Another Catholic, former New York Gov. George Pataki, had been reportedly considering a run for the Republican nomination but never entered the race.

In addition to Giuliani and Keyes, Catholic Republican presidential candidates also include long-shot candidate John Cox of Illinois, but he garnered only 40 votes in the New Hampshire primary.

McCain, Huckabee, Giuliani and former Gov.
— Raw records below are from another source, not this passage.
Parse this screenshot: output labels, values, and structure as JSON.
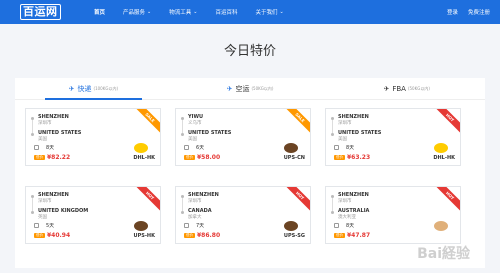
{
  "nav": {
    "logo": "百运网",
    "items": [
      {
        "label": "首页",
        "active": true,
        "dropdown": false
      },
      {
        "label": "产品服务",
        "active": false,
        "dropdown": true
      },
      {
        "label": "物流工具",
        "active": false,
        "dropdown": true
      },
      {
        "label": "百运百科",
        "active": false,
        "dropdown": false
      },
      {
        "label": "关于我们",
        "active": false,
        "dropdown": true
      }
    ],
    "login": "登录",
    "register": "免费注册"
  },
  "title": "今日特价",
  "tabs": [
    {
      "label": "快递",
      "sub": "(100KG以内)",
      "icon": "plane-icon",
      "active": true
    },
    {
      "label": "空运",
      "sub": "(50KG以内)",
      "icon": "plane-icon",
      "active": false
    },
    {
      "label": "FBA",
      "sub": "(50KG以内)",
      "icon": "plane-icon",
      "active": false
    }
  ],
  "cards": [
    {
      "from": "SHENZHEN",
      "from_cn": "深圳市",
      "to": "UNITED STATES",
      "to_cn": "美国",
      "days": "8天",
      "tag": "低价",
      "price": "¥82.22",
      "carrier": "DHL-HK",
      "badge": "SALE",
      "logo_color": "#ffcc00"
    },
    {
      "from": "YIWU",
      "from_cn": "义乌市",
      "to": "UNITED STATES",
      "to_cn": "美国",
      "days": "6天",
      "tag": "低价",
      "price": "¥58.00",
      "carrier": "UPS-CN",
      "badge": "SALE",
      "logo_color": "#6b4423"
    },
    {
      "from": "SHENZHEN",
      "from_cn": "深圳市",
      "to": "UNITED STATES",
      "to_cn": "美国",
      "days": "8天",
      "tag": "低价",
      "price": "¥63.23",
      "carrier": "DHL-HK",
      "badge": "HOT",
      "logo_color": "#ffcc00"
    },
    {
      "from": "SHENZHEN",
      "from_cn": "深圳市",
      "to": "UNITED KINGDOM",
      "to_cn": "英国",
      "days": "5天",
      "tag": "低价",
      "price": "¥40.94",
      "carrier": "UPS-HK",
      "badge": "HOT",
      "logo_color": "#6b4423"
    },
    {
      "from": "SHENZHEN",
      "from_cn": "深圳市",
      "to": "CANADA",
      "to_cn": "加拿大",
      "days": "7天",
      "tag": "低价",
      "price": "¥86.80",
      "carrier": "UPS-SG",
      "badge": "HOT",
      "logo_color": "#6b4423"
    },
    {
      "from": "SHENZHEN",
      "from_cn": "深圳市",
      "to": "AUSTRALIA",
      "to_cn": "澳大利亚",
      "days": "8天",
      "tag": "低价",
      "price": "¥47.87",
      "carrier": "",
      "badge": "HOT",
      "logo_color": "#e0b07a"
    }
  ],
  "watermark": "Bai経验"
}
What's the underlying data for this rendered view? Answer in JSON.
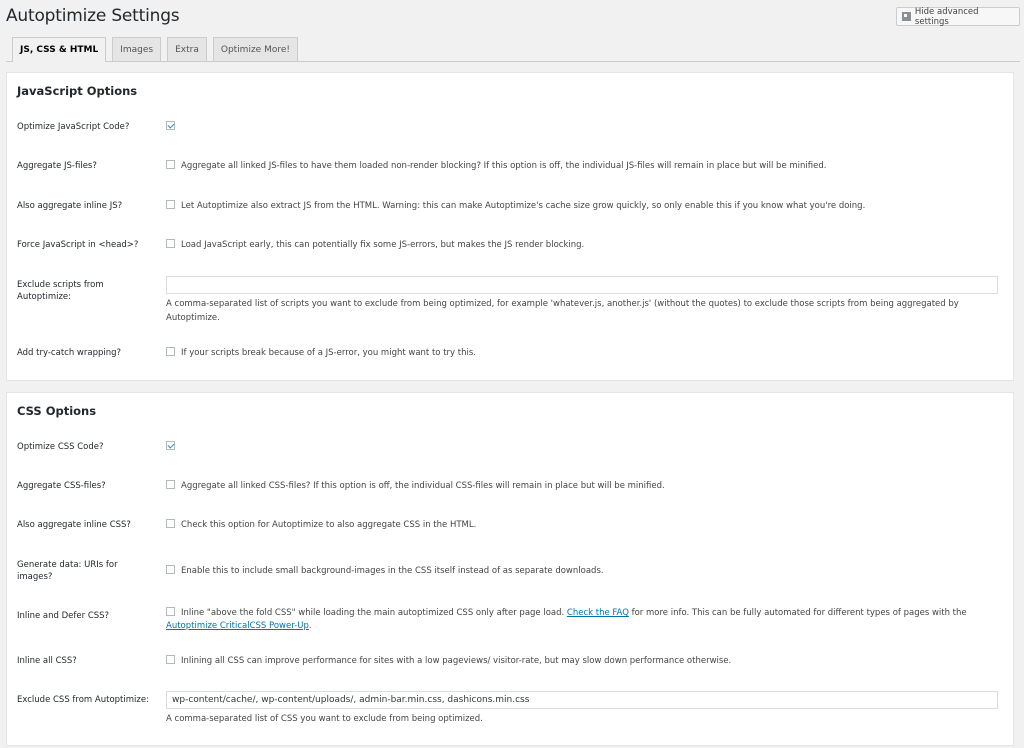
{
  "title": "Autoptimize Settings",
  "advanced_button": "Hide advanced settings",
  "tabs": [
    "JS, CSS & HTML",
    "Images",
    "Extra",
    "Optimize More!"
  ],
  "js": {
    "heading": "JavaScript Options",
    "optimize": {
      "label": "Optimize JavaScript Code?",
      "checked": true
    },
    "aggregate": {
      "label": "Aggregate JS-files?",
      "text": "Aggregate all linked JS-files to have them loaded non-render blocking? If this option is off, the individual JS-files will remain in place but will be minified."
    },
    "inline": {
      "label": "Also aggregate inline JS?",
      "text": "Let Autoptimize also extract JS from the HTML. Warning: this can make Autoptimize's cache size grow quickly, so only enable this if you know what you're doing."
    },
    "force_head": {
      "label": "Force JavaScript in <head>?",
      "text": "Load JavaScript early, this can potentially fix some JS-errors, but makes the JS render blocking."
    },
    "exclude": {
      "label_line1": "Exclude scripts from",
      "label_line2": "Autoptimize:",
      "value": "",
      "desc": "A comma-separated list of scripts you want to exclude from being optimized, for example 'whatever.js, another.js' (without the quotes) to exclude those scripts from being aggregated by Autoptimize."
    },
    "trycatch": {
      "label": "Add try-catch wrapping?",
      "text": "If your scripts break because of a JS-error, you might want to try this."
    }
  },
  "css": {
    "heading": "CSS Options",
    "optimize": {
      "label": "Optimize CSS Code?",
      "checked": true
    },
    "aggregate": {
      "label": "Aggregate CSS-files?",
      "text": "Aggregate all linked CSS-files? If this option is off, the individual CSS-files will remain in place but will be minified."
    },
    "inline": {
      "label": "Also aggregate inline CSS?",
      "text": "Check this option for Autoptimize to also aggregate CSS in the HTML."
    },
    "datauri": {
      "label_line1": "Generate data: URIs for",
      "label_line2": "images?",
      "text": "Enable this to include small background-images in the CSS itself instead of as separate downloads."
    },
    "defer": {
      "label": "Inline and Defer CSS?",
      "text_a": "Inline \"above the fold CSS\" while loading the main autoptimized CSS only after page load.",
      "link_faq": "Check the FAQ",
      "text_b": "for more info. This can be fully automated for different types of pages with the",
      "link_powerup": "Autoptimize CriticalCSS Power-Up",
      "text_c": "."
    },
    "inline_all": {
      "label": "Inline all CSS?",
      "text": "Inlining all CSS can improve performance for sites with a low pageviews/ visitor-rate, but may slow down performance otherwise."
    },
    "exclude": {
      "label": "Exclude CSS from Autoptimize:",
      "value": "wp-content/cache/, wp-content/uploads/, admin-bar.min.css, dashicons.min.css",
      "desc": "A comma-separated list of CSS you want to exclude from being optimized."
    }
  }
}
Mitt Romney of Massachusetts, a member of the Church of Jesus Christ of Latter-day Saints, have been the top GOP vote-getters in early polling.

Jessica Davis, president of Chicago Media Corporation and director of law student development at Southern Illinois University School of Law in Carbondale, Ill., said the main challenge for the Catholic presidential candidates who dropped out was not their religion but “the perception of viability or lack of viability.”

“In American politics, viability is defined by one having a broad enough appeal to raise the level of funds needed to launch and sustain a national presidential campaign,” she told Catholic News Service. “These candidates could not create the momentum needed early in their campaign to achieve this level of viability.”

Marianist Father John Putka, who teaches in the political science department at the University of Dayton in Ohio, agrees with Davis that the Catholic candidates who dropped out lacked what he called “marketability.”

“They did not meet the criteria to be major presidential candidates,” he said, citing the need for an “extensive political network,” a significant donor base and “dynamic, marketable personalities.”

Giuliani, the most prominent Catholic remaining in the race, might have difficulty obtaining the Republican nomination because he “cuts against the mainstream of the Republican Party” on issues such as abortion and same-sex marriage, Father Putka said in a Jan. 15 telephone interview. “He’s a Republican in terms of economics and finances, but on the social issues, he’s very secular, more like a Democrat.”

Andrew Murphy, associate professor of humanities and political philosophy at Valparaiso University in Indiana, said he felt sure that none of the Catholic candidates’ campaigns failed because of their religion. “I wonder if people were even aware of the religious affiliation” of most of the candidates, he said.

Rather, the candidates who dropped out were “not compelling speakers, not people who were going to get people excited,” said Murphy, who co-chairs the religion, politics and the state group of the American Academy of Religion. “They just didn’t have a commanding presence.”

“Candidates need money or organization or a message that will resonate with voters,” said Martin Shaffer, an associate professor of political science at Marist College in Poughkeepsie, N.Y. Among the 2008 candidates who remain in the race, Clinton and Obama have all three, with Obama “also having the charisma needed for a candidate to break out from the pack,” he added.

Although many Catholic presidential candidates have come and gone over the years, Shaffer said you’d have to look back several election cycles to find someone who might have had the right qualities to succeed.

“To see a Catholic candidate who could have run with the right attributes – charisma, message, speaking ability – you have to go back to Mario Cuomo,” the former New York governor who flirted with the idea of a run for the presidency in the 1980s and 1990s but never declared himself a candidate.